BAYA: ANOTHER AFRICAN ANTECEDENT OF PICASSO AND MATISSE
By Nii B. Andrews
Fatma Haddad (1931- 1998) aka Baya, was born in Algiers; she was orphaned when she was five years old.
In her teenage years she was adopted by Marguerite Camina Benhoura, a French intellectual who lived in Algiers and the South of France. Baya’s grandmother was the house help of Benhoura.
Benhoura encouraged Baya to paint and eventually in 1947, Baya’s work was noticed by two art dealers – André Breton and Aimé Maeght.
On account of the artist’s distinct visual language—one that she continued to develop for the remainder of her life as a painter, they placed her work in Exposition Internationale du Surréalisme at Galerie Maeght in Paris.

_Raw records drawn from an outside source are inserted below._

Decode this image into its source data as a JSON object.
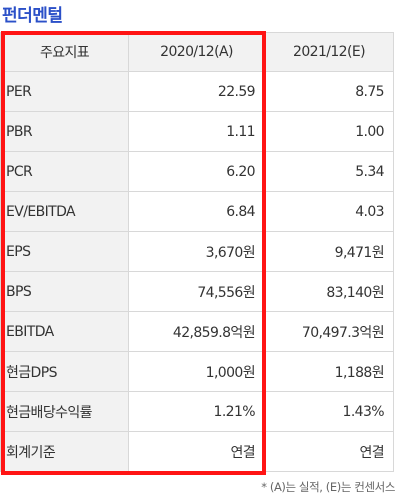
{
  "title": "펀더멘털",
  "table": {
    "headers": [
      "주요지표",
      "2020/12(A)",
      "2021/12(E)"
    ],
    "rows": [
      {
        "label": "PER",
        "a": "22.59",
        "e": "8.75"
      },
      {
        "label": "PBR",
        "a": "1.11",
        "e": "1.00"
      },
      {
        "label": "PCR",
        "a": "6.20",
        "e": "5.34"
      },
      {
        "label": "EV/EBITDA",
        "a": "6.84",
        "e": "4.03"
      },
      {
        "label": "EPS",
        "a": "3,670원",
        "e": "9,471원"
      },
      {
        "label": "BPS",
        "a": "74,556원",
        "e": "83,140원"
      },
      {
        "label": "EBITDA",
        "a": "42,859.8억원",
        "e": "70,497.3억원"
      },
      {
        "label": "현금DPS",
        "a": "1,000원",
        "e": "1,188원"
      },
      {
        "label": "현금배당수익률",
        "a": "1.21%",
        "e": "1.43%"
      },
      {
        "label": "회계기준",
        "a": "연결",
        "e": "연결"
      }
    ]
  },
  "footnote": "* (A)는 실적, (E)는 컨센서스",
  "colors": {
    "title": "#2b50c8",
    "highlight_border": "#ff1414",
    "header_bg": "#f2f2f2"
  }
}
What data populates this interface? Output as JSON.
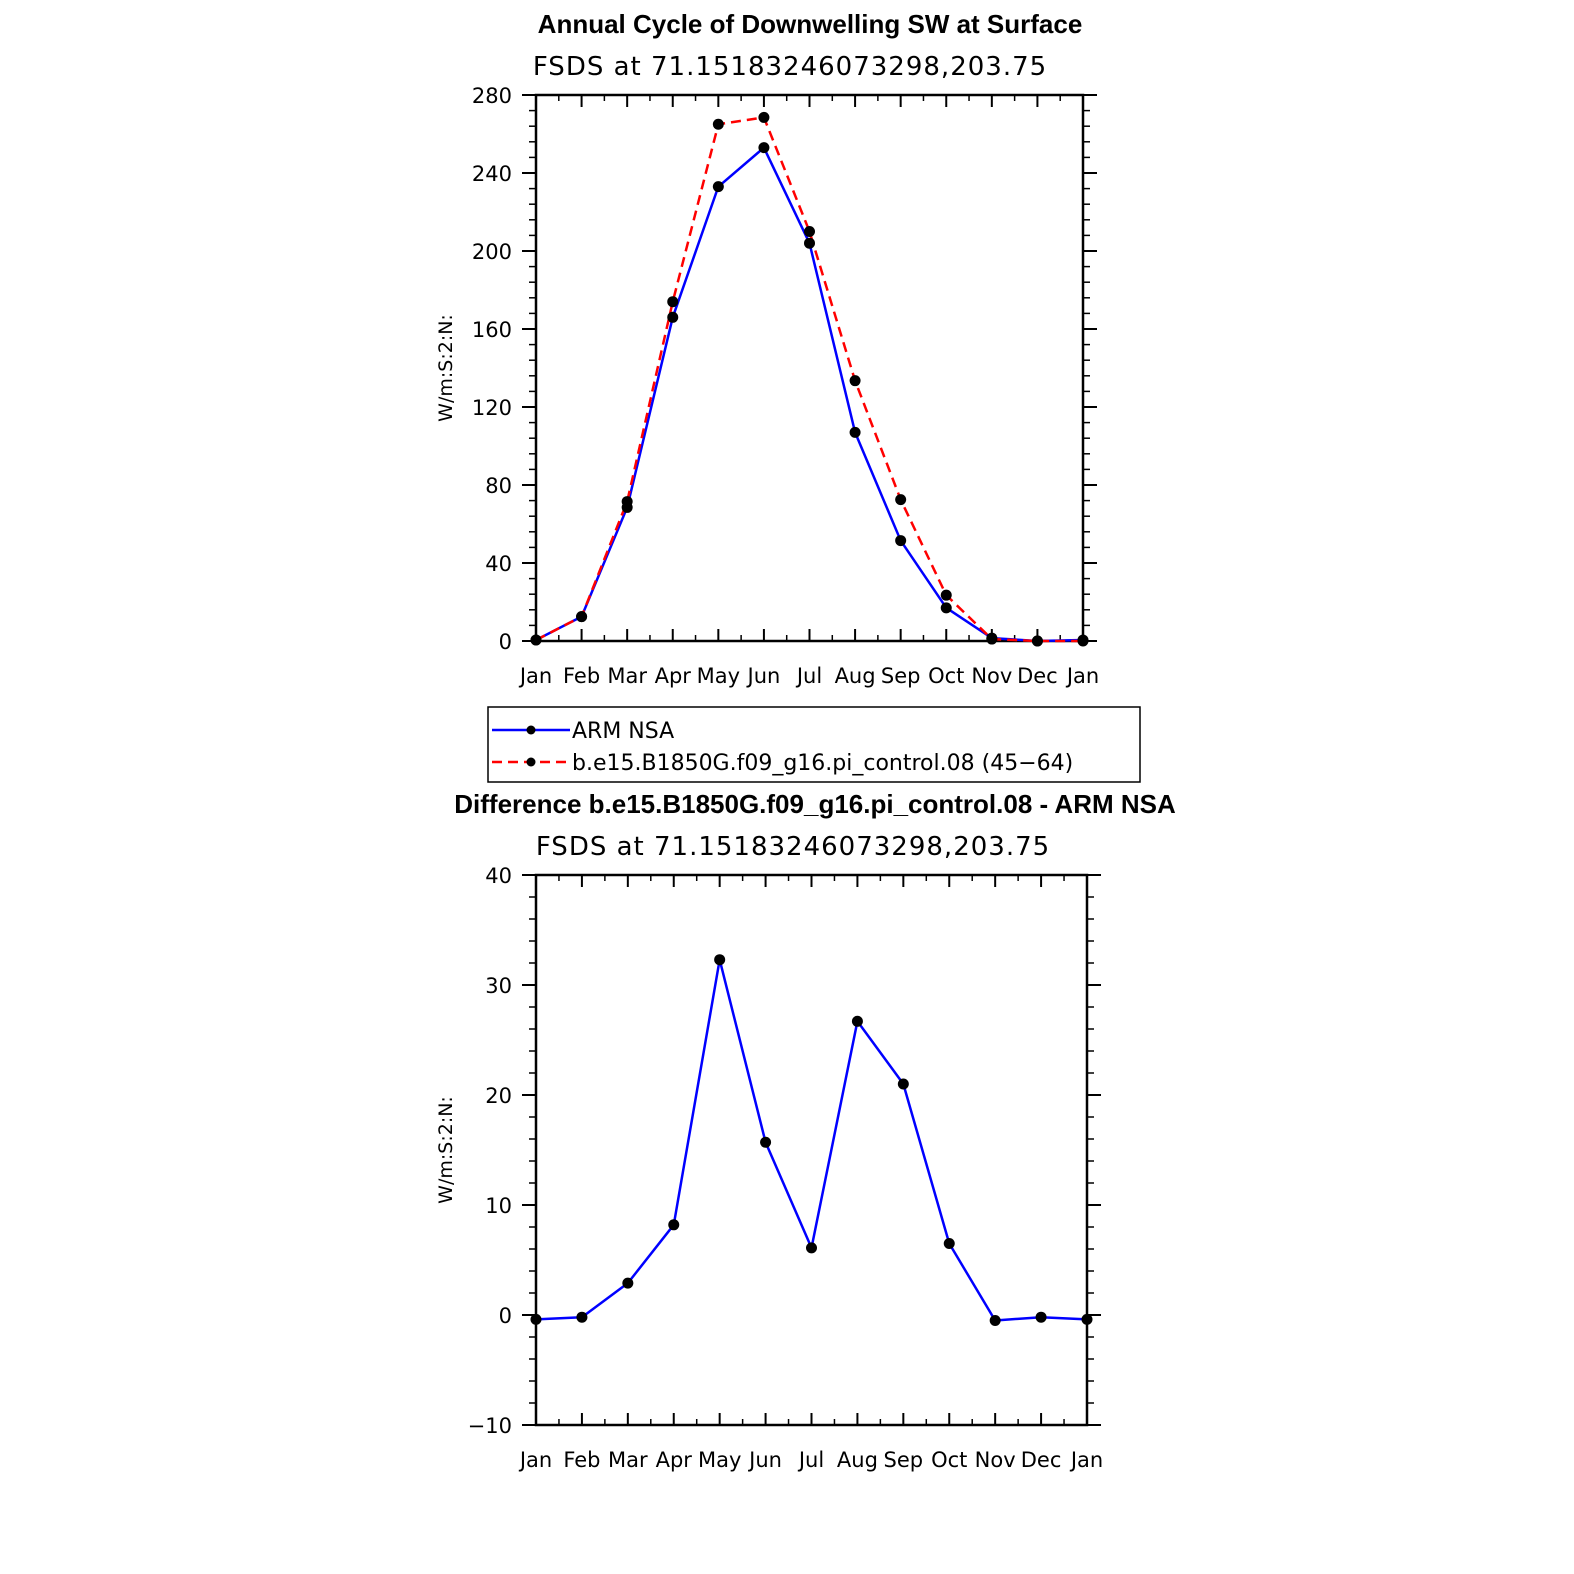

The Baya pieces had a profound effect on Picasso and Matisse when they encountered them.
The duo were particularly struck by the choice of bright colors and syncopated patterns that vividly portrayed women and mythical creatures.
Baya later on collaborated with both artists to create fascinating ceramics in the celebrated Madoura pottery studio in Vallauris.
Though her work has received scanty international recognition, that is slowly changing.
An uncompromising feminist stance has been pointed out in her work.
Some scholars have opined that Baya’s depiction of the large, uncovered eye—or the “liberated eye,” as some have described it—represents a reversal of the male gaze, a prominent element of Western figurative art in the artist’s time.
Her paintings often focused on the core theme of the “liberated woman”; assertive eyes, hair in flamboyant colors, emphatic makeup, self-assuredness, joy and even ecstacy; totally liberated in their femininity in a patriarchal world.
The painting, “Woman with blue hair in a yellow dress”, is a tour de force of her feminist perspective and it is loaded with potent symbolism.
Since early January 2018, Baya’s work has been exhibited in New York City at the Grey Art Gallery of New York University.
The exhibition titled BAYA: WOMAN OF ALGIERS ends on March 31, 2018.
It is the first North American exhibition of this largely unsung, self-taught, African artist who influenced and collaborated with Picasso and Matisse.